Ponoć pytanie było na tyle zaskakujące, że policjant ledwie opanował śmiech i powiedział, że na komisariat zabiera się tylko łobuzów, a on na pewno jest grzecznym chłopcem i nie ma potrzeby go tam zabierać. Nie wiem na ile taka odpowiedź go zaspokoiła, mam tylko nadzieję, że nie zacznie łobuzować, by móc znaleźć się w "bazie" policjantów...;)
Ktokolwiek, kto choć trochę zna naszego Tomka, i pamięta, że jeszcze w maju niewiele mówił, a jeśli mówił to nie zawsze wyraźnie, do tego wypowiadając się na forum, robił to cichutko i zawstydzony, jest w stanie pojąć jak zabawnie musiało to zabrzmieć.
Panie ponoć o mało nie padły z rozbawienia.:)

30 lipca, 2012

Już jesteśmy w Siedlcach

Dojechaliśmy wczoraj wieczorem.
Dokładnie o 22.50 byliśmy pod blokiem. W sumie niezły wynik, zważywszy na fakt, że mieliśmy małą "przygodę" po drodze, wymuszoną przez akcję z Wojtusiem. Ostrzegam od razu osoby wrażliwe, bo czytanie może "ruszyć"... :)
 Podróż mijała nam dosyć wolno z powodu remontów dróg i dużego ruchu. Kiedy już mieliśmy 2/3 drogi za sobą, postanowiliśmy, że zrobimy sobie przerwę - ja na kawę, dzieci jakieś frytki chrupną. I wtedy wydarzyło się coś nieprzewidzianego. Przed nami poruszał się wysłużony, zdezelowany maluch (nic broń Boże nie mam do tych samochodów! - kwestia marki, to czysty zbieg okoliczności), który potwornie smrodził. Zapach spalin i benzyny był bardzo intensywny. W jednej chwili Wojtek zakomunikował, że chyba zaraz zwymiotuje. Byłam oczywiście przygotowana do tej "ewentualności", więc woreczek poszedł w ruch, a ja błagając Wojtusia by jeszcze chwilę dał radę w lekkim niepokoju szukałam wzrokiem parkingu. Już miałam go na horyzoncie, gdy stało się!;)
Zjechaliśmy. Stanęliśmy w towarzystwie praktycznie samych TIR-ów. Wyskoczyłam z auta i posypały się komendy: Wercia i Tomek, zabawiajcie Marcinka;); Wojtusiu, Ty się nie ruszaj.
Oczywiście Marcinek wylądował w foteliku na zewnątrz (na szczęście był spokojny i zrelaksowany), Wercia i Tomek także (sami bardzo chętnie wyszli z auta - zapach wymiocin powalał).

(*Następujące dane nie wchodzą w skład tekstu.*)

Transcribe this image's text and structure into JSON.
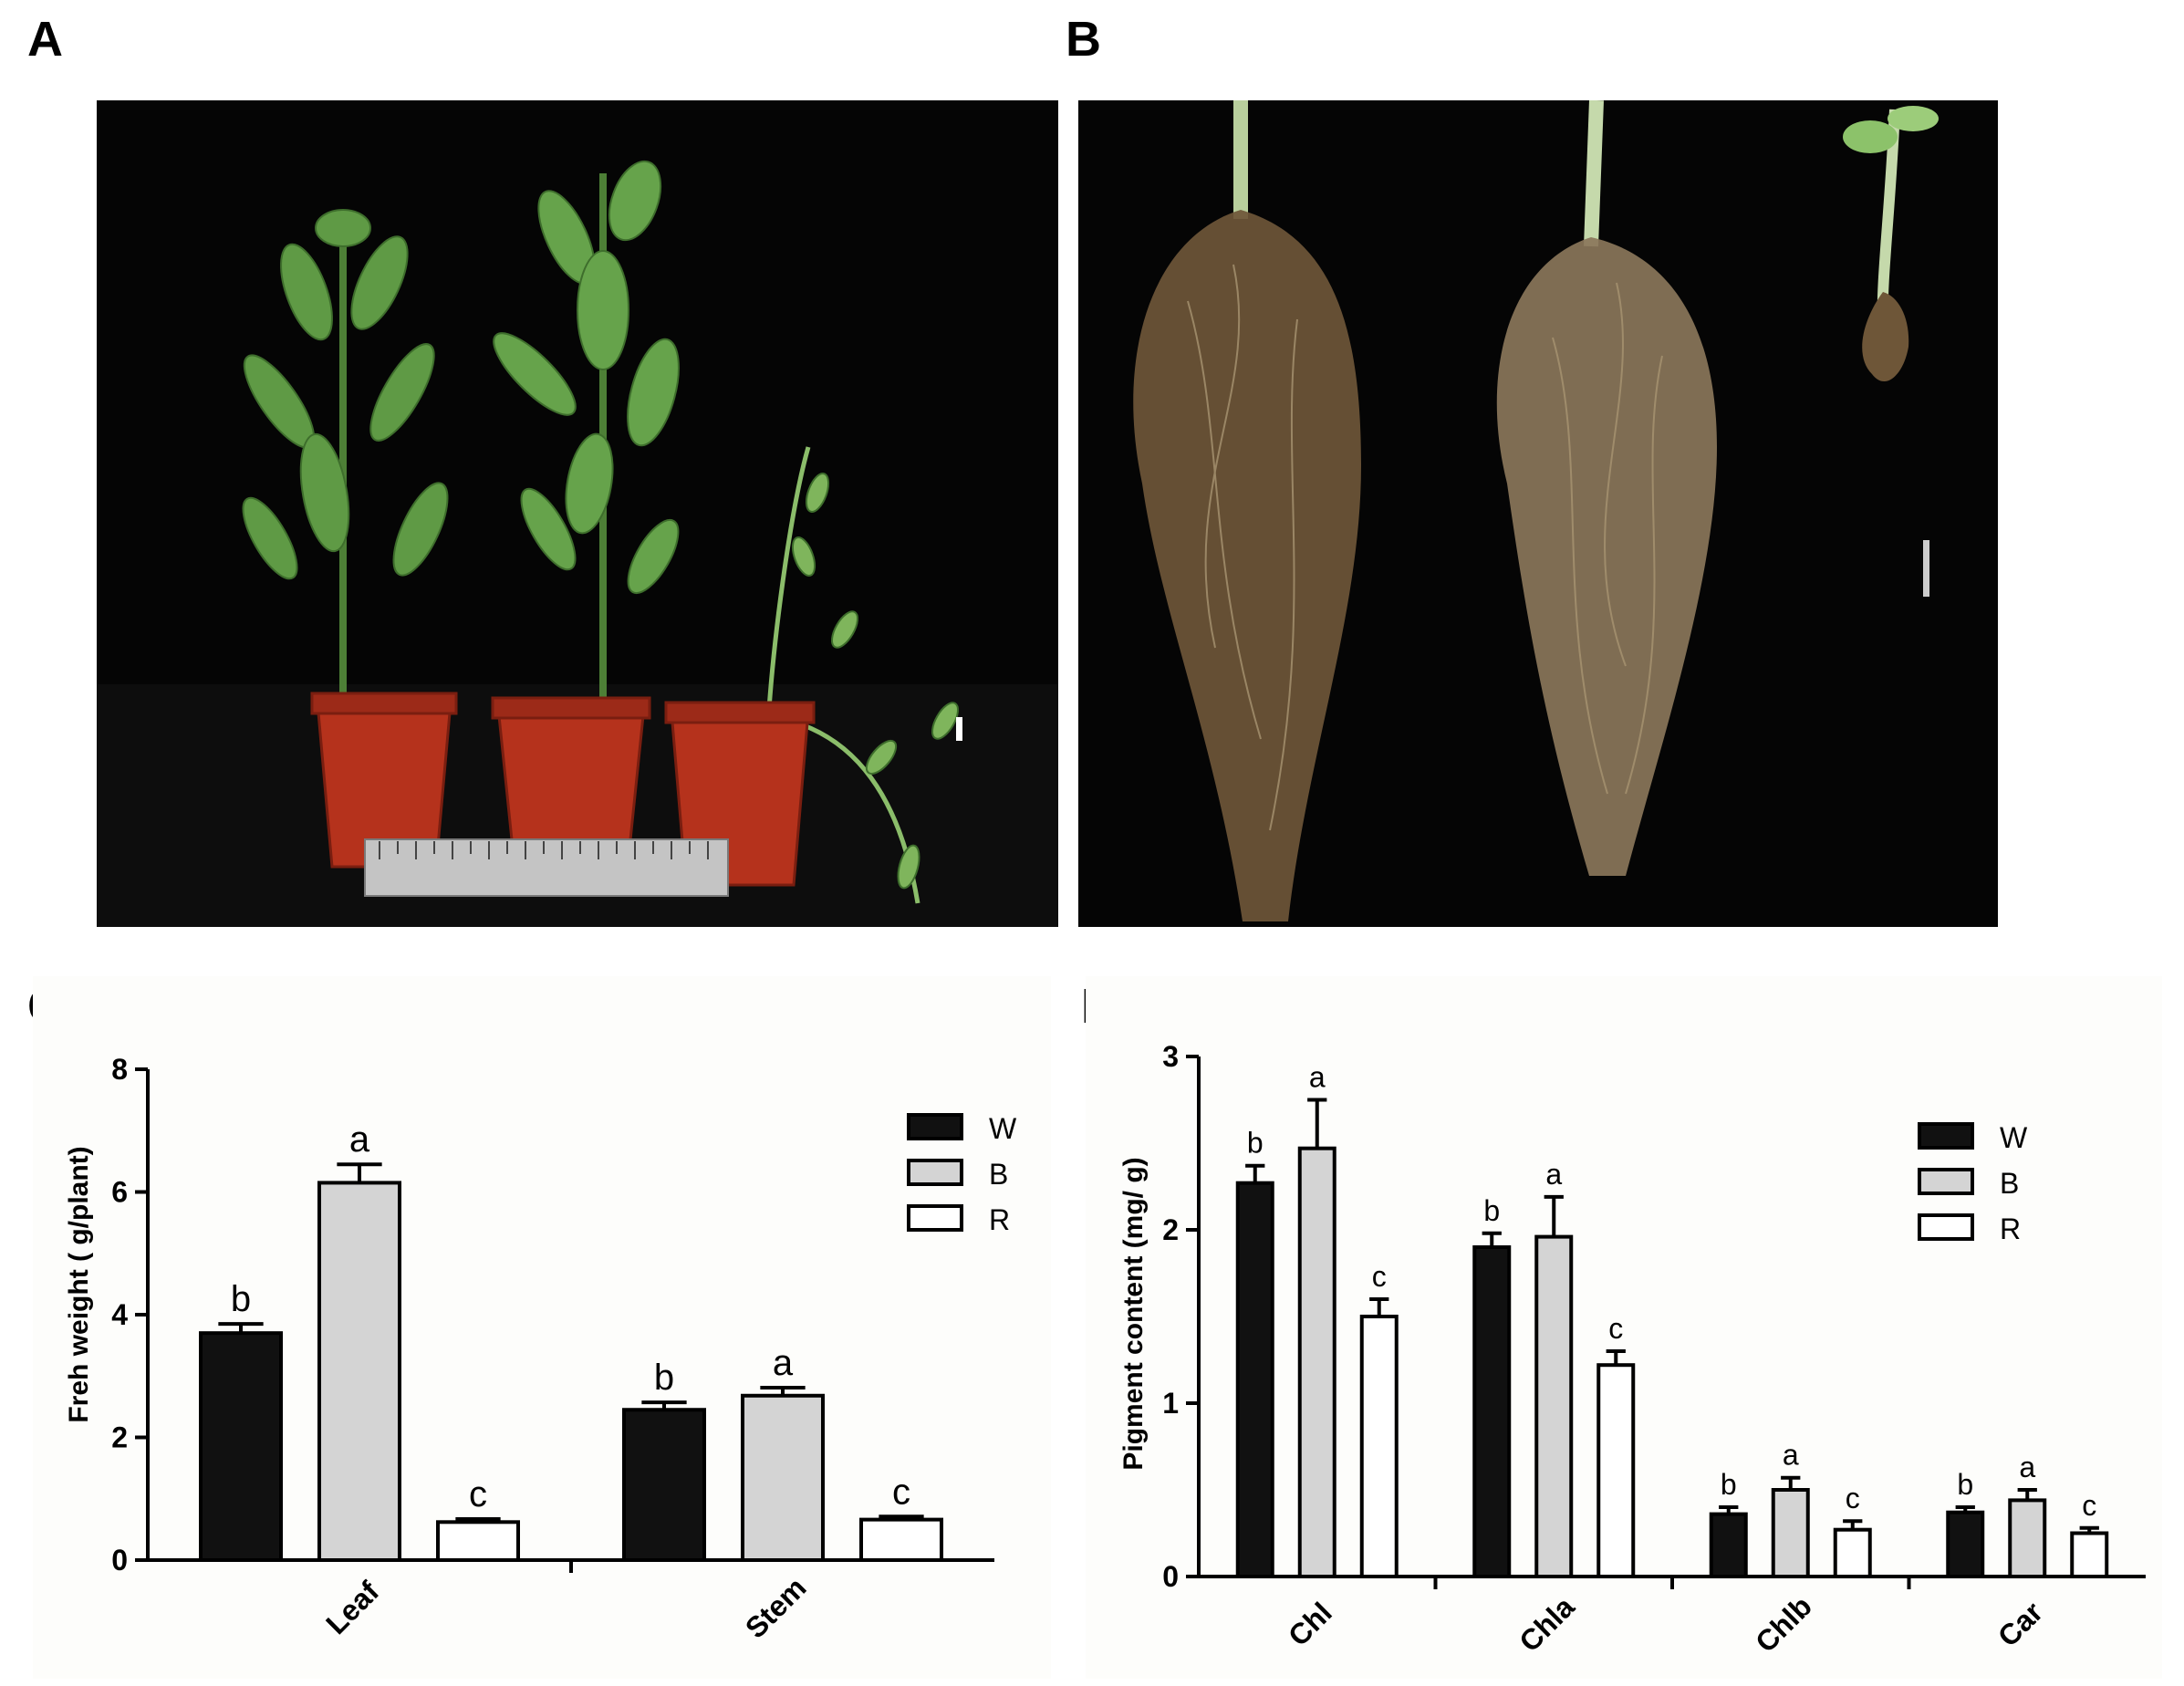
{
  "panels": {
    "a": {
      "letter": "A"
    },
    "b": {
      "letter": "B"
    },
    "c": {
      "letter": "C"
    },
    "d": {
      "letter": "D"
    }
  },
  "colors": {
    "W": "#111111",
    "B": "#d4d4d4",
    "R": "#ffffff",
    "photo_bg": "#050505",
    "leaf_green": "#5f9a45",
    "pot_red": "#b5321c",
    "root_brown": "#6e5638"
  },
  "photos": {
    "a_subject": "three potted plants with ruler",
    "b_subject": "root systems of three plants"
  },
  "chart_data": [
    {
      "type": "bar",
      "panel": "C",
      "categories": [
        "Leaf",
        "Stem"
      ],
      "ylabel": "Freh weight ( g/plant)",
      "xlabel": "",
      "ylim": [
        0,
        8
      ],
      "yticks": [
        "0",
        "2",
        "4",
        "6",
        "8"
      ],
      "legend_position": "top-right",
      "series": [
        {
          "name": "W",
          "values": [
            3.7,
            2.45
          ],
          "errors": [
            0.15,
            0.12
          ],
          "letters": [
            "b",
            "b"
          ]
        },
        {
          "name": "B",
          "values": [
            6.15,
            2.68
          ],
          "errors": [
            0.3,
            0.13
          ],
          "letters": [
            "a",
            "a"
          ]
        },
        {
          "name": "R",
          "values": [
            0.62,
            0.66
          ],
          "errors": [
            0.05,
            0.05
          ],
          "letters": [
            "c",
            "c"
          ]
        }
      ]
    },
    {
      "type": "bar",
      "panel": "D",
      "categories": [
        "Chl",
        "Chla",
        "Chlb",
        "Car"
      ],
      "ylabel": "Pigment content (mg/ g)",
      "xlabel": "",
      "ylim": [
        0,
        3
      ],
      "yticks": [
        "0",
        "1",
        "2",
        "3"
      ],
      "legend_position": "top-right",
      "series": [
        {
          "name": "W",
          "values": [
            2.27,
            1.9,
            0.36,
            0.37
          ],
          "errors": [
            0.1,
            0.08,
            0.04,
            0.03
          ],
          "letters": [
            "b",
            "b",
            "b",
            "b"
          ]
        },
        {
          "name": "B",
          "values": [
            2.47,
            1.96,
            0.5,
            0.44
          ],
          "errors": [
            0.28,
            0.23,
            0.07,
            0.06
          ],
          "letters": [
            "a",
            "a",
            "a",
            "a"
          ]
        },
        {
          "name": "R",
          "values": [
            1.5,
            1.22,
            0.27,
            0.25
          ],
          "errors": [
            0.1,
            0.08,
            0.05,
            0.03
          ],
          "letters": [
            "c",
            "c",
            "c",
            "c"
          ]
        }
      ]
    }
  ]
}
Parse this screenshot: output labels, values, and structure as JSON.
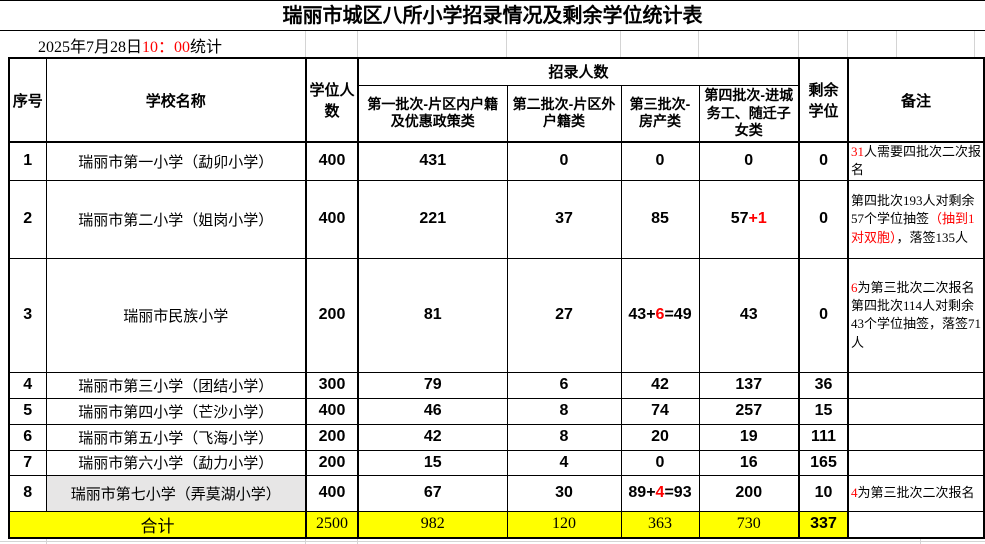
{
  "title": "瑞丽市城区八所小学招录情况及剩余学位统计表",
  "date_line": {
    "prefix": "2025年7月28日",
    "time": "10：00",
    "suffix": "统计"
  },
  "colors": {
    "red": "#ff0000",
    "total_row_yellow": "#ffff00",
    "highlight_cell_gray": "#e7e6e6",
    "border_black": "#000000"
  },
  "table": {
    "headers": {
      "no": "序号",
      "school": "学校名称",
      "quota": "学位人数",
      "enroll_group": "招录人数",
      "batch1": "第一批次-片区内户籍及优惠政策类",
      "batch2": "第二批次-片区外户籍类",
      "batch3": "第三批次-房产类",
      "batch4": "第四批次-进城务工、随迁子女类",
      "remaining": "剩余学位",
      "remark": "备注"
    },
    "rows": [
      {
        "no": "1",
        "school": "瑞丽市第一小学（勐卯小学）",
        "quota": "400",
        "b1": "431",
        "b2": "0",
        "b3": [
          {
            "t": "0"
          }
        ],
        "b4": [
          {
            "t": "0"
          }
        ],
        "remain": "0",
        "remark": [
          {
            "t": "31",
            "r": true
          },
          {
            "t": "人需要四批次二次报名"
          }
        ]
      },
      {
        "no": "2",
        "school": "瑞丽市第二小学（姐岗小学）",
        "quota": "400",
        "b1": "221",
        "b2": "37",
        "b3": [
          {
            "t": "85"
          }
        ],
        "b4": [
          {
            "t": "57"
          },
          {
            "t": "+1",
            "r": true
          }
        ],
        "remain": "0",
        "remark": [
          {
            "t": "第四批次193人对剩余57个学位抽签"
          },
          {
            "t": "（抽到1对双胞）",
            "r": true
          },
          {
            "t": "，落签135人"
          }
        ]
      },
      {
        "no": "3",
        "school": "瑞丽市民族小学",
        "quota": "200",
        "b1": "81",
        "b2": "27",
        "b3": [
          {
            "t": "43+"
          },
          {
            "t": "6",
            "r": true
          },
          {
            "t": "=49"
          }
        ],
        "b4": [
          {
            "t": "43"
          }
        ],
        "remain": "0",
        "remark": [
          {
            "t": "6",
            "r": true
          },
          {
            "t": "为第三批次二次报名"
          },
          {
            "t": "第四批次114人对剩余43个学位抽签，落签71人",
            "nl": true
          }
        ]
      },
      {
        "no": "4",
        "school": "瑞丽市第三小学（团结小学）",
        "quota": "300",
        "b1": "79",
        "b2": "6",
        "b3": [
          {
            "t": "42"
          }
        ],
        "b4": [
          {
            "t": "137"
          }
        ],
        "remain": "36",
        "remark": []
      },
      {
        "no": "5",
        "school": "瑞丽市第四小学（芒沙小学）",
        "quota": "400",
        "b1": "46",
        "b2": "8",
        "b3": [
          {
            "t": "74"
          }
        ],
        "b4": [
          {
            "t": "257"
          }
        ],
        "remain": "15",
        "remark": []
      },
      {
        "no": "6",
        "school": "瑞丽市第五小学（飞海小学）",
        "quota": "200",
        "b1": "42",
        "b2": "8",
        "b3": [
          {
            "t": "20"
          }
        ],
        "b4": [
          {
            "t": "19"
          }
        ],
        "remain": "111",
        "remark": []
      },
      {
        "no": "7",
        "school": "瑞丽市第六小学（勐力小学）",
        "quota": "200",
        "b1": "15",
        "b2": "4",
        "b3": [
          {
            "t": "0"
          }
        ],
        "b4": [
          {
            "t": "16"
          }
        ],
        "remain": "165",
        "remark": []
      },
      {
        "no": "8",
        "school": "瑞丽市第七小学（弄莫湖小学）",
        "quota": "400",
        "b1": "67",
        "b2": "30",
        "b3": [
          {
            "t": "89+"
          },
          {
            "t": "4",
            "r": true
          },
          {
            "t": "=93"
          }
        ],
        "b4": [
          {
            "t": "200"
          }
        ],
        "remain": "10",
        "remark": [
          {
            "t": "4",
            "r": true
          },
          {
            "t": "为第三批次二次报名"
          }
        ],
        "school_highlighted": true
      }
    ],
    "total": {
      "label": "合计",
      "quota": "2500",
      "b1": "982",
      "b2": "120",
      "b3": "363",
      "b4": "730",
      "remain": "337",
      "remark": ""
    }
  }
}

Dalej kolejno: mój plecak, fotelik Tomka, wózek (był pod nogami chłopców - ucierpiał).
Potem zabrałam się za Wojtusia, który z powodu zakazu ruszania się, siedział w zabawnej pozie. Wyglądał jak fakir. Wywołało to rozbawienie nas wszystkich.
Mój plan był taki, by wyjąć go w foteliku, na zewnątrz oczyścić i przebrać. Przedtem jednak chciałam zaprać fotel w samochodzie. Wilgotne chusteczki dla dzieci okazały się nieocenione.:)  Wymagało to wysiłku, ale wystawiłam go i najpierw zabrałam się za czyszczenie fotela. Na szczęście wieczór był bardzo ciepły. Już wtedy zaczął się przy nas kręcić piesek, dosyć młody, rudawy wielorasowiec. Moje działania posuwały się. Po fotelu samochodowym na warsztat poszedł Wojtuś. Wycieranie, mycie, przebieranie. Na nasze szczęście większość zawartości Wojtusiowego żołądka trafiła na siedzisko jego fotelika, a nie na jego garderobę. Fakt od pasa w dół trzeba było się przebrać, ale to niewiele. Piesek łasił się przy nas cały czas. Dzieci miały radochę niesamowitą. Najbardziej nie mógł się od niego odgonić Wojtuś. No i stało się coś, co gdzieś mi po głowie chodziło. Tenże kundelek zaczął wylizywać zawartość fotelika, lizał Wojtka najpierw, a gdy ten wstał, ostro zabrał się za jego fotelik. Zanim przebrałam Wojtusia, fotelik był już wylizany "do czysta" - jeśli można tak powiedzieć. Wercia i chłopcy na zmianę komentowali: "Mamo, o nie! Ble! Fuj! Jak on może!" itd.
Po chwili, Wercia dodała: "Wiesz mamo, ale ten piesek tak naprawdę zrobił nam dobry uczynek". Stwierdziła, że to pewnie św. Franciszek nam tego pieska podesłał. No i fakt, wystarczy na tę sytuację tylko inaczej spojrzeć. W tych warunkach nigdy bym tak nie wyczyściła tego pokrowca. Ów głodny piesek mocno ułatwił nam sprawę. Boża pomoc przyszłą w piesku...
Po takiej przygodzie uznaliśmy, że teraz już bez postoju jedziemy do celu. Jadąc spytałam Wojtka, czemu nie wymiotował do woreczka, który trzymał w ręce. Na co ten powiedział, że jak przykładał buzię do woreczka to przestawało mu się chcieć wymiotować, a jak odsuwał buzię, to znów go rwało... dlatego wymiotował poza woreczek.;) Masakra.:)
A teraz zaczynamy "wakacyjny" pobyt u Dziadków - bez obecności Dziadków, takie życie. Mam nadzieję, że przetrwam ten czas.:)

03 maja, 2012

Mózg

Wracamy z przedszkola.
Tomek eksploruje pobliskie trawniki, a Wojtuś idzie obok mnie i intensywnie komentuje mi wszystko. W pewnym momencie słyszę, jak zadaje mi pytanie: "A wiesz mamo dlaczego ja mam taką dużą głowę?" Rozmiary głowy standardowe, moim zdaniem, ale z zaciekawieniem słucham, jak po chwili, sam mi już odpowiada: "Bo ja mam w niej duży mózg i dlatego tyle wiem. Bo ja dużo myślę i on mi dzięki temu cały czas rośnie. Głowa też mi niedługo urośnie znowu, bo przecież nie będzie się w niej mieścił mój mózg..." - Słyszę pewną odpowiedź.